親の、それも多くは父親は強力な権力によって、家族を押さえつけ支配する。上から抑圧された力は、結局弱いところに行くんですねよ。

親から子へ、子から子へ 夫から妻へ 妻から子へ

夫から老親へ 子から親へ こう考えると、いろいろ見えそうですね。

加害者アプローチという発想

いくつかの研修で、時代の先端を走っていた信田さよ子先生の講演を聞き、著書「家族と国家は共謀する」を読んで、加害者更生のありようを知ることになったのだが、その実は家族解体を防ぎ、被害者の安心安全を回復すると述べられていた。

支援者の中には「加害者は変わらない」と考える立場の専門家が一定数いることは確かであり、私も、この分野を勉強する前なら、同じ様に考えていただろう。

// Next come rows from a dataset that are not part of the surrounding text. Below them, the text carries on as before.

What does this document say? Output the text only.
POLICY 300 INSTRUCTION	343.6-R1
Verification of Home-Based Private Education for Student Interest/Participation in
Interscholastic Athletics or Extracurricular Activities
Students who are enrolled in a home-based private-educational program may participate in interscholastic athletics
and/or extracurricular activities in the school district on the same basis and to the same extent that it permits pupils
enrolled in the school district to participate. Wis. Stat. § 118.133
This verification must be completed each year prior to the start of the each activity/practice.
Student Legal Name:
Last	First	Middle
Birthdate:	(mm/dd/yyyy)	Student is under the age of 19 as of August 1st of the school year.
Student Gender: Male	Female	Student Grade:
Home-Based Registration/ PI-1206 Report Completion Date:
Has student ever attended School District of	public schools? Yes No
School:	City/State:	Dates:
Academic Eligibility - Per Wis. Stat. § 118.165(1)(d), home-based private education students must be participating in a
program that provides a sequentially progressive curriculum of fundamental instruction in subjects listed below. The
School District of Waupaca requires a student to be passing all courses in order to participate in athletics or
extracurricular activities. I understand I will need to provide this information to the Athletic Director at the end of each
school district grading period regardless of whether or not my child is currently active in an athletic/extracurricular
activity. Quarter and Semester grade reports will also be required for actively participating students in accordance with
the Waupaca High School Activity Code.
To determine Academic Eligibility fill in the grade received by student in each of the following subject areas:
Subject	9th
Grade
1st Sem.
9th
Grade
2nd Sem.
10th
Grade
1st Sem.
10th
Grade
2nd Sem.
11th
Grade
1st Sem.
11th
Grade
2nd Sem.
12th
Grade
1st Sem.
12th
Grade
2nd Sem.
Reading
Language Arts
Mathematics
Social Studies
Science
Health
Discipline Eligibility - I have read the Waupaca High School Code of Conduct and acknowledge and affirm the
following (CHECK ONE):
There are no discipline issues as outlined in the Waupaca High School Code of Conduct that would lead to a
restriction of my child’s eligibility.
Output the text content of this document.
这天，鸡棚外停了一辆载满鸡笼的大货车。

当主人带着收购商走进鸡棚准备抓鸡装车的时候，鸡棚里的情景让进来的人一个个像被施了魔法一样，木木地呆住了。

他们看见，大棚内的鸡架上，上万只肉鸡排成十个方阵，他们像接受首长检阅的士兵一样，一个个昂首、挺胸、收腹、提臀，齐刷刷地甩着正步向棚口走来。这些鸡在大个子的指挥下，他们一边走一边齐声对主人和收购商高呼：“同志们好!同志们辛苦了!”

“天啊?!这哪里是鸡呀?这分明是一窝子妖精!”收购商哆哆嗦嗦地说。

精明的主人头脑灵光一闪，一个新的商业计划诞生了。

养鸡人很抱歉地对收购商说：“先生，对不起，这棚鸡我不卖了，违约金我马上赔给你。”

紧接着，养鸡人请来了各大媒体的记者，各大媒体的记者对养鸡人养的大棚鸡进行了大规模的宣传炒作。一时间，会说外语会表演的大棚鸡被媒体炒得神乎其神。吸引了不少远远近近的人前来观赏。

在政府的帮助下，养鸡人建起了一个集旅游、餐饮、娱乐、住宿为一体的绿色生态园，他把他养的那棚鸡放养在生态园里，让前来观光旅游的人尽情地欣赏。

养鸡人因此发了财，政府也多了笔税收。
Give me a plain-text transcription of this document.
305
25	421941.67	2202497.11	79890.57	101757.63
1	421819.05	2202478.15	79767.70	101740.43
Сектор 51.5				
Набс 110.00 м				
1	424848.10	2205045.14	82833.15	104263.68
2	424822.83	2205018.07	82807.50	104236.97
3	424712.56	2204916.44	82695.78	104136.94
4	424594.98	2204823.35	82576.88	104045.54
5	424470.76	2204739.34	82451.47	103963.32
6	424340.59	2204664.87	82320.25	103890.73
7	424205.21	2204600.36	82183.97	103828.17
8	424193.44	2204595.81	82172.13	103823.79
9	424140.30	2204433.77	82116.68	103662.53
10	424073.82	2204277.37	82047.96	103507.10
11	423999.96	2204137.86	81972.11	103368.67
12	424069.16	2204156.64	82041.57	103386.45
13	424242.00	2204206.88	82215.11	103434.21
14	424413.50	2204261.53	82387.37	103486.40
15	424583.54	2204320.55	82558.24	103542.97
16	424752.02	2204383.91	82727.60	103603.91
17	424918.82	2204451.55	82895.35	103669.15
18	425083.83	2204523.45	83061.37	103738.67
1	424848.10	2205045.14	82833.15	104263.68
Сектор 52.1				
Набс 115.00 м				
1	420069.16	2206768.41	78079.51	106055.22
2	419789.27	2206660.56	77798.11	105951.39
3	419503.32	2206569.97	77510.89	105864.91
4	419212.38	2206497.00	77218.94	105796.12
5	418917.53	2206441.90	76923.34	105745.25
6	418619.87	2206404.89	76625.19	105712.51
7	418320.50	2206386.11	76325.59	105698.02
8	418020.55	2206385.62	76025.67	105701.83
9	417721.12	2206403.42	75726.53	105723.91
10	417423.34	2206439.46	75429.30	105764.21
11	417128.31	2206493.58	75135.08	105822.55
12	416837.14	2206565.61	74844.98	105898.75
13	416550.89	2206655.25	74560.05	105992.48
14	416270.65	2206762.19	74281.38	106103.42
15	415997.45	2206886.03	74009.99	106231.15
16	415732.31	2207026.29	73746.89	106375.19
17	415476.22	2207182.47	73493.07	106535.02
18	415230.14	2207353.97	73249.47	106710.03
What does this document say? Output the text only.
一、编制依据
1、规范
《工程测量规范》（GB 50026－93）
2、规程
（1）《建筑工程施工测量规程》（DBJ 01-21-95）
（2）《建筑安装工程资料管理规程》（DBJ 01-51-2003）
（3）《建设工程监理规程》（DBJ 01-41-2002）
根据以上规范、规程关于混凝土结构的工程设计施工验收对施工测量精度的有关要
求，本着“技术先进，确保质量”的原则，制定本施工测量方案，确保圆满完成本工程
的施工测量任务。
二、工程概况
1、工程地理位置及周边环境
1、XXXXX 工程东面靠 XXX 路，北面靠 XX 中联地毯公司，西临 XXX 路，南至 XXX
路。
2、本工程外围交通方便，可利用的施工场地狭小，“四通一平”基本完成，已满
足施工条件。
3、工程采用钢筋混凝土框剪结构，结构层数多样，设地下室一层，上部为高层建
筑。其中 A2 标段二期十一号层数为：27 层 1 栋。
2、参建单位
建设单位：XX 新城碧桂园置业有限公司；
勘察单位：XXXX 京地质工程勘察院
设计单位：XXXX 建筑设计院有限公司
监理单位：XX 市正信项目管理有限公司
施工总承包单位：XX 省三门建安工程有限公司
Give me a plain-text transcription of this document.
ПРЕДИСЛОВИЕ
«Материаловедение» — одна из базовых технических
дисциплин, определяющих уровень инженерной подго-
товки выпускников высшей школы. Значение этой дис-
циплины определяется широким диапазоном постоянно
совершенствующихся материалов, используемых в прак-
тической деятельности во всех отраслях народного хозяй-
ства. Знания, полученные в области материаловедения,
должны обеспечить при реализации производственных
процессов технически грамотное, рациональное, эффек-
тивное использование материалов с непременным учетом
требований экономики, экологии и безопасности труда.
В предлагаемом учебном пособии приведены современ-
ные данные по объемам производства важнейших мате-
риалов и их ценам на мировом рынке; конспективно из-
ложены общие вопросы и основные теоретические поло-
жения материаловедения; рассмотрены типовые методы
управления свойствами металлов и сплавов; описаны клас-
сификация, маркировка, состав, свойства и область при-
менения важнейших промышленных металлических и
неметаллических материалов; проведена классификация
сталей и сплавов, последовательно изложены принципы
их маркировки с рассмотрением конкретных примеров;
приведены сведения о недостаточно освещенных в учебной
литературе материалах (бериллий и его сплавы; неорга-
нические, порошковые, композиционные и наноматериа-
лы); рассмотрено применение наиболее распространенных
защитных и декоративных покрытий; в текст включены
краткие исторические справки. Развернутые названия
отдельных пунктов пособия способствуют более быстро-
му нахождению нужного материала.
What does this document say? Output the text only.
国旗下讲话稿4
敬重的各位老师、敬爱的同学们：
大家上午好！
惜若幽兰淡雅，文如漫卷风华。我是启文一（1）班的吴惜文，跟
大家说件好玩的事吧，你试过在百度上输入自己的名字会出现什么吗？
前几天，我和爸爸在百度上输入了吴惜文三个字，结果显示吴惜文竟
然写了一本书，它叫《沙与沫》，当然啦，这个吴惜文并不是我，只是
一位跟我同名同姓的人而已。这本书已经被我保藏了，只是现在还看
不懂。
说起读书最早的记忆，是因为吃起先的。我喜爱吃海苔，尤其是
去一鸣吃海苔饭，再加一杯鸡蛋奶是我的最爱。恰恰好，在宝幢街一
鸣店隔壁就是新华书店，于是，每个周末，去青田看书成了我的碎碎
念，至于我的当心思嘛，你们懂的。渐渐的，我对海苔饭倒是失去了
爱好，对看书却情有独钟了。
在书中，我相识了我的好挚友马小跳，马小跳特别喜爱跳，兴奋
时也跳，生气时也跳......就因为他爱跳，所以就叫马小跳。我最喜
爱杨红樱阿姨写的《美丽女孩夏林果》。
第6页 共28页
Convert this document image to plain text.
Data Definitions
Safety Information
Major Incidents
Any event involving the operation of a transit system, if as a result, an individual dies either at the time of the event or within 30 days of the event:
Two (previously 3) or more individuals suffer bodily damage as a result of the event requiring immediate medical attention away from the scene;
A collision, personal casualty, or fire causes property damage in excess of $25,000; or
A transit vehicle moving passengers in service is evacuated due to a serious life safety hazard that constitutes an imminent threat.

しかし被害者ばかりが住むところや仕事を失って、名字を変えて、住基ロックするだけで、加害者は一切変わる必要がなくて、元の家に住み続ける…といわれると、「確かに加害者を放置してるだけか」と思える。そうではなくて、加害者が被害者に負う責任を果たすために、彼らが学ぶことが重要なわけだ。ただし、生い立ちや育ちなどの原因論ではなく、信念にアプローチすること。どうすれば、変えられるか、妨げているものは何か…といった風に。

被害者は加害者と同じ屋根の下で生活しているという事実ーカウンセリングの意味は?彼女らは何を頼りにいきていくのかー

普段、クリニックで、私はマルトリートメント(不適切な養育)やDVで苦しむ女性のケースを担当している。どちらも加害者と同居しながら、カウンセリングルームに来る女性たちだ。

生活の中で、常に不安や恐怖、時にはフラッシュバックや身体的な不調を抱えて生きている。個別面接では、できることが限られる。その中で、暴力が犯罪であり、あなたは被害者であるというスタンをとっている。

その立ち位置から始める。DVも虐待の、被害者と加害者の立場をねじれていることが常であるからだ。

だからこそ、第三者的視点から眺め、加害者がやっていることが「間違っている」「おかしい」「普通じゃない」と訴えたとき、それを肯定する役割を担っている気がする。

当事者である女性たちは、孤独だし、現況から抜けたくても、なかなか前に進めない苦しさを抱えている。原因がなんであれ、暴力は言い訳できない。圧倒的に力が強いものから弱い者への攻撃そのものが支配だからだ。ただ、担当ケースは身体的暴力というより、心理的なものが強く、警察が介入するような事例とまでは言えない。だからこそ、精神的に疲弊してしまう。

私の役目は、週一回やってくる女性たちの、羽を休める止まり木であればいいと思う。そして、悲惨な環境で、耐えていることへの労い、自分を責めずに、相手からの攻撃をどうやったらかわせるか、無力なものにできるかを一緒に考えるのだ。